We have looked at more angles on the time series across the cycles for these metrics in prior lives, and the main takeaway was no big surprise. The median across the decades of volatility and shifting backdrops was around 3x with HY sell-offs mixed depending on the monetary response and how that flowed through into the shape of the curve. A bad market such as Oct 2011 would be in the high 3x range, but the panic of early Feb 2016 hit 4.4x as HY OAS more dramatically spiked and oil was crashing. Redemption fear was in the air given how important E&P and leveraged shale players were in the index. We saw “the low of lows of 1.6x” in the credit peaks of 1997 but low to mid 2 ranges in early 2011 and early 2014 when HY markets were strong.

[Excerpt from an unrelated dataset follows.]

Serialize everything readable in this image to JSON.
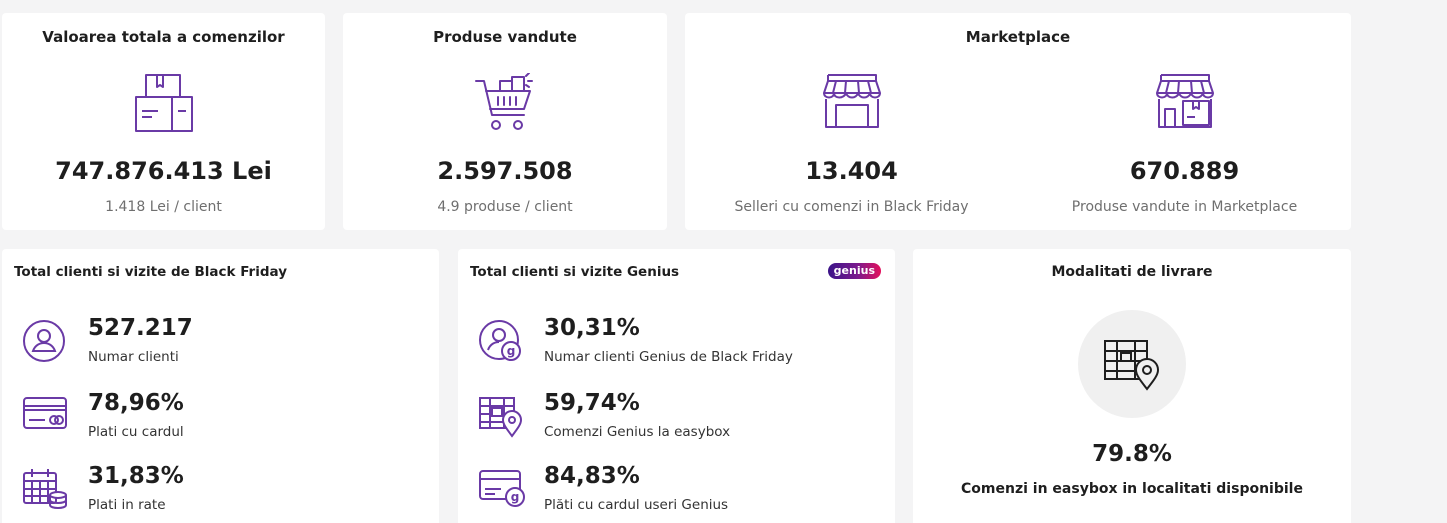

Not surprisingly, the winner in outsized moves was during the COVID crisis when the ratio of HY/IG went over 5x by year end with the IG index under 2%. Initially, HY spreads spiked to a 3-23-20 high (1082 bps) and then the curve plunged on Fed actions and flight to quality. The 4-handle ratio on 3-23-20 looked more like the ratio in Feb 2016 cited earlier when HY spreads had blown out on oil turmoil and some other setbacks.
The vaccine was in the headlines by Nov 9, 2020 while spreads were rallying. The UST index had dropped to 60 bps by the end of 2020. Strange times to the point where you need to double check your notes.
At the end of that fateful year of 2020, a new President was about to start his term with a UST index that was 60 bps away from “free money.” The fact that President Trump had been demanding negative fed funds rates out of “bunds envy” is often lost in the memory banks and political noisemaking. The bunds index stood at negative -60 bps at the Dec 2020 close or 120 bps lower than UST. What followed is more recent history, but inflation was the result of a laundry list of imbalances and policy actions (or lack of actions early enough) that we have covered in other commentaries.
That post-March 2020 period was a market where interest rate risk and spreads were both rewarded as the fiscal and monetary relief ran up the score in both total returns and excess returns. Excess returns weighed in at a small positive for 2020 after running past -2500 bps of negative excess returns by the end of the peak panic day (3-23-20). Meanwhile, the UST returns for US HY in 2023 ran to almost 550 bps. The IG index saw duration rewarded by over 900 bps. That is a reminder that chaos has always presented the best opportunities in US HY.
So far in 2023, we see very little chaos despite the highest inflation since the Volcker years and the largest land war in Europe since 1945 hitting its 1-year anniversary. There are ample potential chaos scenarios ahead with China and Russia, but that’s not a new topic.